Number One, don’t sit on the problem. It will only get worse and smellier, and quickly have your basement feeling like the Garbage Pail Kids have moved in. Call in a Professional Restoration Company like 380 Companies to eliminate the problem. This is one dangerous issue you cannot Do-It-Yourself. Here’s what you can do to mitigate the damage until help arrives.

Evacuate: Remember, sewage is a very real health hazard. Get everyone, including your pets, out of the basement.

Kill the Power: Turn off all electrical appliances in the basement. They are extremely dangerous if they come into contact with standing water or wet materials. However, if you are unable to safely turn off the power, don’t go near electrical devices and avoid your main circuit breaker if it is located in the basement.

Wear PPE: Do not even think of wading through sewage water without first suiting up in a facemask, eyeglasses, gloves or rubber boots.

Shut off the Valve: Be sure to turn off the main water line of your home.

Be Insured: Don’t forget, sewer backups are not covered by standard home insurance policies, unless you have bought extra endorsements for sewers and drains. Notify your insurance company about the sewage backup and know exactly what your policy covers.
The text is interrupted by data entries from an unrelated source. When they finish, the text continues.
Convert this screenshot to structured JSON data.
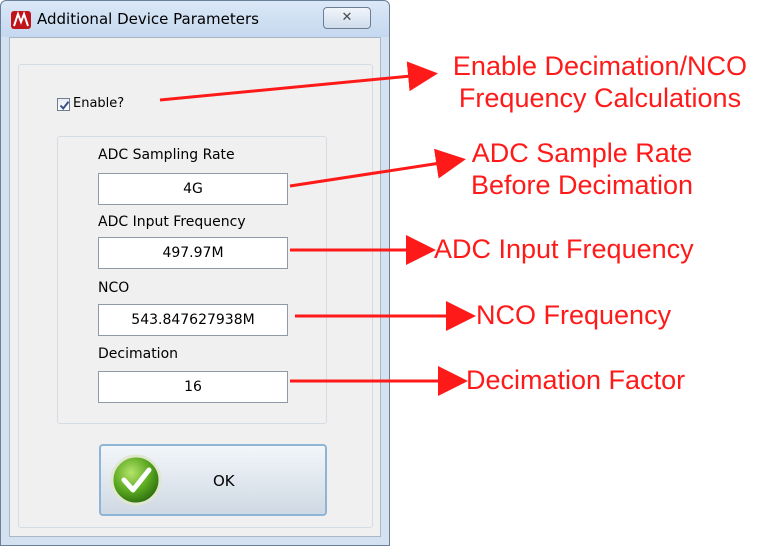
{
  "window": {
    "title": "Additional Device Parameters",
    "close_label": "✕"
  },
  "form": {
    "enable_label": "Enable?",
    "enable_checked": true,
    "adc_sampling_rate_label": "ADC Sampling Rate",
    "adc_sampling_rate_value": "4G",
    "adc_input_frequency_label": "ADC Input  Frequency",
    "adc_input_frequency_value": "497.97M",
    "nco_label": "NCO",
    "nco_value": "543.847627938M",
    "decimation_label": "Decimation",
    "decimation_value": "16",
    "ok_label": "OK"
  },
  "annotations": {
    "enable": [
      "Enable Decimation/NCO",
      "Frequency Calculations"
    ],
    "sample_rate": [
      "ADC Sample Rate",
      "Before Decimation"
    ],
    "input_frequency": "ADC Input Frequency",
    "nco": "NCO Frequency",
    "decimation": "Decimation Factor"
  },
  "colors": {
    "annotation": "#ff1a1a",
    "ok_check": "#5aa820",
    "title_bar": "#c5d8ef"
  }
}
Notify Your Municipal Authority: If your home is connected to a public sewer, inform your municipal authority or sewer department of the issue.

Do Not Use the Water Supply: Until the problem is corrected, don’t flush toilets or drain tubs and sinks.

Rosy Up the Air: As much as possible, try to ventilate the backup. Open windows and doors and add some chlorine bleach to standing water to disinfect it.

In Conclusion

A Sewage Backup Flows Into A Basement … is already the worst joke in history. Don’t let it become a reality for your family. You don’t want to have the very real punchline delivered in your basement. Be sure your basement has both a Smart Sewage Backup Prevention and Escape Plan.